Tunneling-percolation origin of nonuniversality: theory and experiments

TL;DR

This paper investigates the tunneling-percolation model as an explanation for nonuniversal transport exponents in disordered materials, supported by experiments on RuO2-glass composites showing divergence in piezoresistive response near the percolation threshold.

Contribution

It provides experimental validation for the tunneling-percolation model explaining nonuniversality in transport exponents through strain-dependent measurements.

Findings

Divergence of piezoresistive response at the percolation threshold for t > 2

No significant change in response for t = 2

Results align with tunneling-percolation theory predictions

Abstract

A vast class of disordered conducting-insulating compounds close to the percolation threshold is characterized by nonuniversal values of transport critical exponent t, in disagreement with the standard theory of percolation which predicts t = 2.0 for all three dimensional systems.

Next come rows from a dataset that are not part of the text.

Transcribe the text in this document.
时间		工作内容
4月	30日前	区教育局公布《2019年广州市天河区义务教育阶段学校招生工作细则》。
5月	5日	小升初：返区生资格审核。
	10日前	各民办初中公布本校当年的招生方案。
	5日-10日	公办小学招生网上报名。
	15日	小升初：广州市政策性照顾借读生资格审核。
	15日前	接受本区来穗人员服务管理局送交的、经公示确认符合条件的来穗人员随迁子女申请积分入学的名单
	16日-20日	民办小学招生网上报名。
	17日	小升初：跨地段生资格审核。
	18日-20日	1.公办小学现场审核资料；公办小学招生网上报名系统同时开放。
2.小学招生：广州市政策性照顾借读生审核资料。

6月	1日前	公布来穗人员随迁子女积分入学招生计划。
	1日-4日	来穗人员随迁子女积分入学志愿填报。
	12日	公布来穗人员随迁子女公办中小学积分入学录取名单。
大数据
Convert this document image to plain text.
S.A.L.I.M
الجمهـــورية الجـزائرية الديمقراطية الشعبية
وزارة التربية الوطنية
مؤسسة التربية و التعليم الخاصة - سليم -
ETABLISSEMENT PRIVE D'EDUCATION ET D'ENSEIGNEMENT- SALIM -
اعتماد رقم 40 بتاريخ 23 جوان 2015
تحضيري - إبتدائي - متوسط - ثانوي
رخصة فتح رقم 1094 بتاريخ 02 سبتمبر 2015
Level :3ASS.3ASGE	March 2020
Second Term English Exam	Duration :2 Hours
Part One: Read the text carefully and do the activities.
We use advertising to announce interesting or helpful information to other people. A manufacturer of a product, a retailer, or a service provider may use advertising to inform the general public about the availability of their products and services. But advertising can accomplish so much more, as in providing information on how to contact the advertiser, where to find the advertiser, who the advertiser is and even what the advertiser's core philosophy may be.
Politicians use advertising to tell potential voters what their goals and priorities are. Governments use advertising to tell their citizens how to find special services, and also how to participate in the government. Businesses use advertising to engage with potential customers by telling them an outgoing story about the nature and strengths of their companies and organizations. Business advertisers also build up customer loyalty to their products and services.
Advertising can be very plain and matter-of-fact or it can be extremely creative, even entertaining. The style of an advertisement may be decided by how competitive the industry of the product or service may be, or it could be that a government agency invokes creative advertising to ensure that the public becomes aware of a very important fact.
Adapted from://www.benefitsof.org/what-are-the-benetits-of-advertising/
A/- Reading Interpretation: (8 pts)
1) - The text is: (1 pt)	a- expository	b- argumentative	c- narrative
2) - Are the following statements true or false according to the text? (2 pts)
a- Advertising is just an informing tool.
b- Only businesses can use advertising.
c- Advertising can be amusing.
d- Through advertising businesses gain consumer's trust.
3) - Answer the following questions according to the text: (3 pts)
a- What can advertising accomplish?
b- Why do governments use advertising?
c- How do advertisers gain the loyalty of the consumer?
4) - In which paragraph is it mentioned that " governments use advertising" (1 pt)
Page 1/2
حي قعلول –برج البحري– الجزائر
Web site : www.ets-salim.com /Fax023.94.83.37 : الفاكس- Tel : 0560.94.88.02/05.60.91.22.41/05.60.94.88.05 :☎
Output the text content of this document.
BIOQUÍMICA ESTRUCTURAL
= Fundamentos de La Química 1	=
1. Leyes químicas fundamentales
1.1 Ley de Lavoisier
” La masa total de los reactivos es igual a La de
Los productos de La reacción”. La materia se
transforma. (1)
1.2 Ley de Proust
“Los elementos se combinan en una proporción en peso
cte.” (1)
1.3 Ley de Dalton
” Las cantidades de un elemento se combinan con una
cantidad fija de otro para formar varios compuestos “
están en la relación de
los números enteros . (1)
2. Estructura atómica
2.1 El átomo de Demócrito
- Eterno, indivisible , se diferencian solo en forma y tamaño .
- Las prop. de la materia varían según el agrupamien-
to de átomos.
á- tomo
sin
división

Various models have been proposed in order to explain the origin of such universality breakdown. Among them, the tunneling-percolation model calls into play tunneling processes between conducting particles which, under some general circumstances, could lead to transport exponents dependent of the mean tunneling distance a. The validity of such theory could be tested by changing the parameter a by means of an applied mechanical strain. We have applied this idea to universal and nonuniversal RuO2-glass composites. We show that when t > 2 the measured piezoresistive response \Gamma, i. e., the relative change of resistivity under applied strain, diverges logarithmically at the percolation threshold, while for t = 2, \Gamma does not show an appreciable dependence upon the RuO2 volume fraction. These results are consistent with a mean tunneling dependence of the nonuniversal transport exponent as predicted by the tunneling-percolation model. The experimental results are compared with analytical and numerical calculations on a random-resistor network model of tunneling-percolation.